Diva better be there...


----------



## LarryWolfe (Nov 26, 2010)

WHAT THE FUCK, THE REST OF THE COMPETITORS HERE AREN'T WORTHY?  Must be a PMS thing..........  She's like Puff, take the electricity away and what do you have????


----------



## Gary in VA (Nov 26, 2010)

cool, only a 32 hour drive!

..... But, only 7 hours more and I can stay with my Uncle in Libby, MT

..... But, Bill will be pissed if I miss Que and Cruz.


----------



## Helen_Paradise (Nov 26, 2010)

Larry Wolfe said:
			
		

> WHAT THE FUCK, THE REST OF THE COMPETITORS HERE AREN'T WORTHY?  Must be a PMS thing..........  She's like Puff, take the electricity away and what do you have????



Honey, relax.


----------



## Nick Prochilo (Nov 26, 2010)

Helen_Paradise said:
			
		

> [quote="Larry Wolfe":sus06xvz]WHAT THE FUCK, THE REST OF THE COMPETITORS HERE AREN'T WORTHY?  Must be a PMS thing..........  She's like Puff, take the electricity away and what do you have????



Honey, relax.[/quote:sus06xvz]
He hasn't had his fill of Canadian bacon lately!


----------



## Griff (Nov 26, 2010)

Larry, I think you broke four or five rules in that post.


----------



## LarryWolfe (Nov 27, 2010)

Griff said:
			
		

> Larry, I think you broke four or five rules in that post.

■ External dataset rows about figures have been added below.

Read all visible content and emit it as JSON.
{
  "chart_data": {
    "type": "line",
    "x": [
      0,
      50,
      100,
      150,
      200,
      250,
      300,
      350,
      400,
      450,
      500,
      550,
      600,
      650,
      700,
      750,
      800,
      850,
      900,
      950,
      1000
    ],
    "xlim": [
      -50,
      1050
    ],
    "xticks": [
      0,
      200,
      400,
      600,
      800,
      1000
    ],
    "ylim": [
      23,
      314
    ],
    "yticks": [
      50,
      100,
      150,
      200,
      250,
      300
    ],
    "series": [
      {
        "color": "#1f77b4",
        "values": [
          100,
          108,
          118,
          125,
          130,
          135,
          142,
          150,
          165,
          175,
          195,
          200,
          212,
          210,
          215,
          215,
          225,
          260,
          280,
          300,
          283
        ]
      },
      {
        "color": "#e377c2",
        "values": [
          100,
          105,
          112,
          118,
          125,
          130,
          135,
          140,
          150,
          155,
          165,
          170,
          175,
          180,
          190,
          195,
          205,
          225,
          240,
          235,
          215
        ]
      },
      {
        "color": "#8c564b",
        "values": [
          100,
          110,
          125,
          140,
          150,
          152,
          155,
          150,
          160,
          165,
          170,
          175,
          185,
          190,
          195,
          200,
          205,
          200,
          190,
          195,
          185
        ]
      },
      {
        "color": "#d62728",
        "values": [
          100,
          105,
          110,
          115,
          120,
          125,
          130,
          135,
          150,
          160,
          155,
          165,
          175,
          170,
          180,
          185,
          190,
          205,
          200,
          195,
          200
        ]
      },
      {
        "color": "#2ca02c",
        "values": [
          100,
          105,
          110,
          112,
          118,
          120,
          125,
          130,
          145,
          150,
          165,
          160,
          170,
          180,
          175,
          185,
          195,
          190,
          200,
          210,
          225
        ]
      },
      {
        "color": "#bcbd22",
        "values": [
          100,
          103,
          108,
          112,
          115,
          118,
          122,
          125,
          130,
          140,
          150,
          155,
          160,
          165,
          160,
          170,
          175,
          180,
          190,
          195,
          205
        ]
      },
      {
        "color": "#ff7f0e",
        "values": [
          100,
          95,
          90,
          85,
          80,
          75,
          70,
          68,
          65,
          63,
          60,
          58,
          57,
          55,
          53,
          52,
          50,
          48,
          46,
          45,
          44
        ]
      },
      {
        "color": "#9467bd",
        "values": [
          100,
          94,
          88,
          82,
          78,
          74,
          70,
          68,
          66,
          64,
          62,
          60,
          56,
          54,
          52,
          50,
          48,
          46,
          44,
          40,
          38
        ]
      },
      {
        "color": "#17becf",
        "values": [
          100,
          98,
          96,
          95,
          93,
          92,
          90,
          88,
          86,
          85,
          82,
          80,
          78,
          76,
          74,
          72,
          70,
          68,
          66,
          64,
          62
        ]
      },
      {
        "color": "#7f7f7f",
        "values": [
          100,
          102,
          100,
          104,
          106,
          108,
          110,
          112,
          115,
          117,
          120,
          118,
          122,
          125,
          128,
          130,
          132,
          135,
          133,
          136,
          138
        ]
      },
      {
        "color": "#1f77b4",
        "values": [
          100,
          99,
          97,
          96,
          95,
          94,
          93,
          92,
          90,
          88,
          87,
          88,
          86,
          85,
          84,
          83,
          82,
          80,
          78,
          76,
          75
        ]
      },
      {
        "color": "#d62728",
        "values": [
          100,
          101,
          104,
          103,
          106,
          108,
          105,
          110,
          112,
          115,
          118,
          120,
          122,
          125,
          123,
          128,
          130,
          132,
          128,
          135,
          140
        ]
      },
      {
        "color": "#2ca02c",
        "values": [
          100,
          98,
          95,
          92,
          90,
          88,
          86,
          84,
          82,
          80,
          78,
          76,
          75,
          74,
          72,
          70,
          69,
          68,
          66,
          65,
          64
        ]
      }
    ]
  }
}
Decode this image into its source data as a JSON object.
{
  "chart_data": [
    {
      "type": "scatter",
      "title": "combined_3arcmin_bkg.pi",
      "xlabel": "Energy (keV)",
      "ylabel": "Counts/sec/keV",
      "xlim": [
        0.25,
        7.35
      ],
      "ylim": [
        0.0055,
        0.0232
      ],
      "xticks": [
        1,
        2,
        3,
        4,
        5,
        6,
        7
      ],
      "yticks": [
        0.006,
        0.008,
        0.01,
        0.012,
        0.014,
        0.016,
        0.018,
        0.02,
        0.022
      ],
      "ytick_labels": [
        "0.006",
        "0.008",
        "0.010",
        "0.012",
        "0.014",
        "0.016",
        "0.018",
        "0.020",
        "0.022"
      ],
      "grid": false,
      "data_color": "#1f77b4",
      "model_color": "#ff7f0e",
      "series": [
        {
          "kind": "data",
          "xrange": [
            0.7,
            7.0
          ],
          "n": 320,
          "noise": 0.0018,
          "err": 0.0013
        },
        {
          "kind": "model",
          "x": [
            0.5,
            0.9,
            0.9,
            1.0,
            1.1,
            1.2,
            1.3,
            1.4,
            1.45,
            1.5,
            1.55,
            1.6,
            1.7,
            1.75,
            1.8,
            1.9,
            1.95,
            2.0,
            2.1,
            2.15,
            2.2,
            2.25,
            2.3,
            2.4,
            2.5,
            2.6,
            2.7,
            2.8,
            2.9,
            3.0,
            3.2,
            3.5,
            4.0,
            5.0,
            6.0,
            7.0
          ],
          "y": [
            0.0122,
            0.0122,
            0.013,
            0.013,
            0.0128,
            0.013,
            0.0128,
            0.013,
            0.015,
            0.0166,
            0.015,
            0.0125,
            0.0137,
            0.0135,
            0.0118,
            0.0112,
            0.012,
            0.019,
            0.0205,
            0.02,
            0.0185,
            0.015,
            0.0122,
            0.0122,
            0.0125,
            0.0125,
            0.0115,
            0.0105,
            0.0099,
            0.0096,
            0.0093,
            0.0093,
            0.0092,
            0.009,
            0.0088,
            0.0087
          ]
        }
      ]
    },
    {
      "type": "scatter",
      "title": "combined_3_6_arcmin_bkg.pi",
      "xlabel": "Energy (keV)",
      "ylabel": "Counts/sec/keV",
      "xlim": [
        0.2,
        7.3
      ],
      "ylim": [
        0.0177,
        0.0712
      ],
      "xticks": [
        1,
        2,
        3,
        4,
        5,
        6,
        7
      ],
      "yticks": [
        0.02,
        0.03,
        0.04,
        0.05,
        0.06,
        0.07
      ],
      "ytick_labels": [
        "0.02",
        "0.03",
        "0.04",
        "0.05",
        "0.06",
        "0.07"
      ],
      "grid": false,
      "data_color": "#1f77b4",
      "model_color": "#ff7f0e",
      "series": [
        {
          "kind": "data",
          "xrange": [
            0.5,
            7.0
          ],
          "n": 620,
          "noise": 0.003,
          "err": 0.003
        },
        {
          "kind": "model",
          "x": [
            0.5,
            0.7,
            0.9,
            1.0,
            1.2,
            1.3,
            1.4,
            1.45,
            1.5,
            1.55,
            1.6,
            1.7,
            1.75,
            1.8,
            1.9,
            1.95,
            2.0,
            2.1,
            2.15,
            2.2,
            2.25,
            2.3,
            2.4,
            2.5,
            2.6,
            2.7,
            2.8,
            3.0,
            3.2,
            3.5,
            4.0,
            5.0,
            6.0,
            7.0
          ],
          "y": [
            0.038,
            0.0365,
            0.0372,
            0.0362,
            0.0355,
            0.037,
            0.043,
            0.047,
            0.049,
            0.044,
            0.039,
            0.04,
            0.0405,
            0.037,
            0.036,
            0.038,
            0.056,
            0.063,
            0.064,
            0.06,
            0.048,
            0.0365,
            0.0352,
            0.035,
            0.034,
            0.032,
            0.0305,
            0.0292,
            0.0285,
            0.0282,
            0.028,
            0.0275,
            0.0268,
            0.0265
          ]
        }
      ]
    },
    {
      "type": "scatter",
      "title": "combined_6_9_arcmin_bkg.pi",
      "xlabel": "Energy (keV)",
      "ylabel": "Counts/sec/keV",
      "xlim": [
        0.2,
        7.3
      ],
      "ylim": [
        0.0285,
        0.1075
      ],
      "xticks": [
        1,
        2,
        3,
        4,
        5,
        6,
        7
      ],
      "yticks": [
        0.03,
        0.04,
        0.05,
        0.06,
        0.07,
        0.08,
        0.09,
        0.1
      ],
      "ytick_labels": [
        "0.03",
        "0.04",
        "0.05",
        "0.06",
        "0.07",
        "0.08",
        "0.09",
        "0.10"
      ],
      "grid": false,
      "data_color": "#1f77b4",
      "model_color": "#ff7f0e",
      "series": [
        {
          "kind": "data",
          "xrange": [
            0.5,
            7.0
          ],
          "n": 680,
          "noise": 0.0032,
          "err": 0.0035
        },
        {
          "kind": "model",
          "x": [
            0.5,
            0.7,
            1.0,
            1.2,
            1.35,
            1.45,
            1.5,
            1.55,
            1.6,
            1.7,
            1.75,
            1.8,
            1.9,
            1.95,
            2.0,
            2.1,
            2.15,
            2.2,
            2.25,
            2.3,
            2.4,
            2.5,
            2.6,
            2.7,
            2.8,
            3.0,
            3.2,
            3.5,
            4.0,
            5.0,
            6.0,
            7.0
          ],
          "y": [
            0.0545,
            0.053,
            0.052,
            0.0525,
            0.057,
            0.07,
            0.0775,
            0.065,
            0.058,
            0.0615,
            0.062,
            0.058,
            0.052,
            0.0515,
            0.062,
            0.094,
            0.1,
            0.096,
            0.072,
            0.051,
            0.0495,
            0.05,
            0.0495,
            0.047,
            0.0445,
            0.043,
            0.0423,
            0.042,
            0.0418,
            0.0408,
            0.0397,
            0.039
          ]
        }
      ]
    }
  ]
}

Crap, I'm slacking.........


----------



## Bobberqer (Nov 27, 2010)

I know it's already up on the KCBS event board, but where are they going to come up with over $200,000 in prize money/prizes.. Interesting to see if it really comes off as advertised... And the entry fees... wondering what they will have to be to pull it off...


----------



## Tri Tip (Nov 27, 2010)

Hmmmm, That's about 86 bucks after taxes!


----------



## Adrienne1 (Nov 30, 2010)

I'll go to represent Canada......
I figure if a job is worth doing, it's worth doing right.....
I'll need a Montana contact to supply some cookers.....wood burning, please.....

And Larry, yes, I think you are slacking


----------